How does the publication flow work? How does it encompass "gray literature" like conference proceedings? Journals could work by being aggregators of published papers. "Increasing their page rank."
Why not a wiki? They are great, but a peer review system is different.
Why am I telling you this? "Library Science" is largely dead in the academic world, but what I am talking about is basically library science. Library science needs to be reborn for the digital age.
How can people explain data problems? Science these days is not reproducible. NASA has developed a way to organize their data. Primary data (level 0) is the raw science data, and on top of that you need to record all of the meta data (programs, algorithms).
My vision is a federated model of storing all the level 0 data and all the metadata on top of it throughout the world [the Pubmed model].
Science is figuring out how to objectify knowledge. What is an atom? What is a star?

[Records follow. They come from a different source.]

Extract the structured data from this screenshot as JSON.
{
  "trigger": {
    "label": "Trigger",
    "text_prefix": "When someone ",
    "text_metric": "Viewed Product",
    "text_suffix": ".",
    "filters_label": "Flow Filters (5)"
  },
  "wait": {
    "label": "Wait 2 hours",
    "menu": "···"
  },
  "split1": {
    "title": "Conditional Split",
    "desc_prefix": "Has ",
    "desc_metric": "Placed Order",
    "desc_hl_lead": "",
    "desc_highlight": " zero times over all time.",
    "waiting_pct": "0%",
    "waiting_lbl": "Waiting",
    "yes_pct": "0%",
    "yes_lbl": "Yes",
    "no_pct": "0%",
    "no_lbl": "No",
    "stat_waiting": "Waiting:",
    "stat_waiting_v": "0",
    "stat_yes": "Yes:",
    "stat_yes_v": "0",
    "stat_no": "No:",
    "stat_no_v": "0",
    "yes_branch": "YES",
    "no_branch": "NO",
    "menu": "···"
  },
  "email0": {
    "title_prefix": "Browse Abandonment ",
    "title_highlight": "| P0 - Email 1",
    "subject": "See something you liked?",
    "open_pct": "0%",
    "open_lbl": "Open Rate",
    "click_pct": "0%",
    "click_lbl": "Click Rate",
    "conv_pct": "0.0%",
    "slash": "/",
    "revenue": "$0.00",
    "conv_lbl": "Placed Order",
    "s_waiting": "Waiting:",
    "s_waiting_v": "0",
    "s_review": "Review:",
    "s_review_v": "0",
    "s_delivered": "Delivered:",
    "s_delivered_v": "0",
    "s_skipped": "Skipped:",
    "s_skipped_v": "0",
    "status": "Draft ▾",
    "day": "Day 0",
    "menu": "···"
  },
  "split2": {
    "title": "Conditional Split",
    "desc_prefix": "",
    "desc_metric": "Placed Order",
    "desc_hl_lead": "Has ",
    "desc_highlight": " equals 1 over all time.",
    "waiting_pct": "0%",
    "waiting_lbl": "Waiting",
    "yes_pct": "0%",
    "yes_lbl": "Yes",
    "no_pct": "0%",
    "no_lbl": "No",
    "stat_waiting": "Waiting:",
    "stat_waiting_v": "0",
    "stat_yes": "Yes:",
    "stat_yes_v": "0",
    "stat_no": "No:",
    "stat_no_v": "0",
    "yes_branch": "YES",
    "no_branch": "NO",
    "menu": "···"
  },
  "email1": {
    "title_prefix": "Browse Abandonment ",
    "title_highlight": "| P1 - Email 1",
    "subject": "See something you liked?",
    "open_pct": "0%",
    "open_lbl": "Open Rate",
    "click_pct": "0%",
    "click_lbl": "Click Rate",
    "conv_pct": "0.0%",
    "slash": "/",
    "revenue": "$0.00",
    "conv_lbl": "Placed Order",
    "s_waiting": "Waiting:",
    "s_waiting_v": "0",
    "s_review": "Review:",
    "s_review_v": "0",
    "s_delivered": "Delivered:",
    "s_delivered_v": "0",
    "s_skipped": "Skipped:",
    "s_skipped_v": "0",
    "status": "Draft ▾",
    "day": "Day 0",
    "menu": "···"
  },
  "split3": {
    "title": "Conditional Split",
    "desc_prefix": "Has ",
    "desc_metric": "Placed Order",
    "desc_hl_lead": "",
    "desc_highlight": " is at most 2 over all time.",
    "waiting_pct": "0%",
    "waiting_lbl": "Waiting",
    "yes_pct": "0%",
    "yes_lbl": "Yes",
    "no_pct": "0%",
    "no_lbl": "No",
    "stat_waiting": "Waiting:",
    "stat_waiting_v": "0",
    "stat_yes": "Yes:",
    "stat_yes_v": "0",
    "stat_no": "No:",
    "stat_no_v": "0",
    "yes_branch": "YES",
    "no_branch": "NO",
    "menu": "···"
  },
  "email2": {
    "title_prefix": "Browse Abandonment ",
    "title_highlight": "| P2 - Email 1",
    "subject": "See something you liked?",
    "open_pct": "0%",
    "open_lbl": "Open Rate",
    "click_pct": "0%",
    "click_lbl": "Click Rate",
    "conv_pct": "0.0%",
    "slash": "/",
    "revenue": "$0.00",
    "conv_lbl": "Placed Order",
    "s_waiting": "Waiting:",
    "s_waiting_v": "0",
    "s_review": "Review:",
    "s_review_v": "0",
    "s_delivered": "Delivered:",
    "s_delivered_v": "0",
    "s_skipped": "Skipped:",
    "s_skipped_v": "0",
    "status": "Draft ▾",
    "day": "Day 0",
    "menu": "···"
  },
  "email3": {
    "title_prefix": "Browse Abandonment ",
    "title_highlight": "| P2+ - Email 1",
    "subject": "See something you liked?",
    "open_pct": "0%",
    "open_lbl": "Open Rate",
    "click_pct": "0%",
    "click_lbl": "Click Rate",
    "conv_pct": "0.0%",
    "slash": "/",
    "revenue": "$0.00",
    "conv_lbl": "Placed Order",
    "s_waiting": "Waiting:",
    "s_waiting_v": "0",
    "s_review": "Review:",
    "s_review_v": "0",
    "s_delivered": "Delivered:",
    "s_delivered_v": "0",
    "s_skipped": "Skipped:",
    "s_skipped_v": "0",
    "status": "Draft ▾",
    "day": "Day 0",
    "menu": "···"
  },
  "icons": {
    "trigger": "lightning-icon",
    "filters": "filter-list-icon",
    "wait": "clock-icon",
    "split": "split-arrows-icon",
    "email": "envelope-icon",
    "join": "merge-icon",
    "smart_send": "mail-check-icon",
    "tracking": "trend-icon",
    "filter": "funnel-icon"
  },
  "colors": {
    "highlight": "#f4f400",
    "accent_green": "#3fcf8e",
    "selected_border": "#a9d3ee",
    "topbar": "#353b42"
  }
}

What is a molecule?
Best example of developing a scientific ontology - Entrez-GenBank.
I tell the scientific community, that if you can give us a class, we can take it and publish it and build a web service out of it.
Closing: most data is, or could be, online. Astronomy data is a great case - it is useless, it has no commercial value, so there aren't issues with sharing. SkyServer.SDSS.org - website to allow high school kids to play with the data from one of the worlds best telescopes. 150 hours of online astronomy. 10% kids and 90% astronomers. SkyQuery.net - federates astronomy data from 15 archives.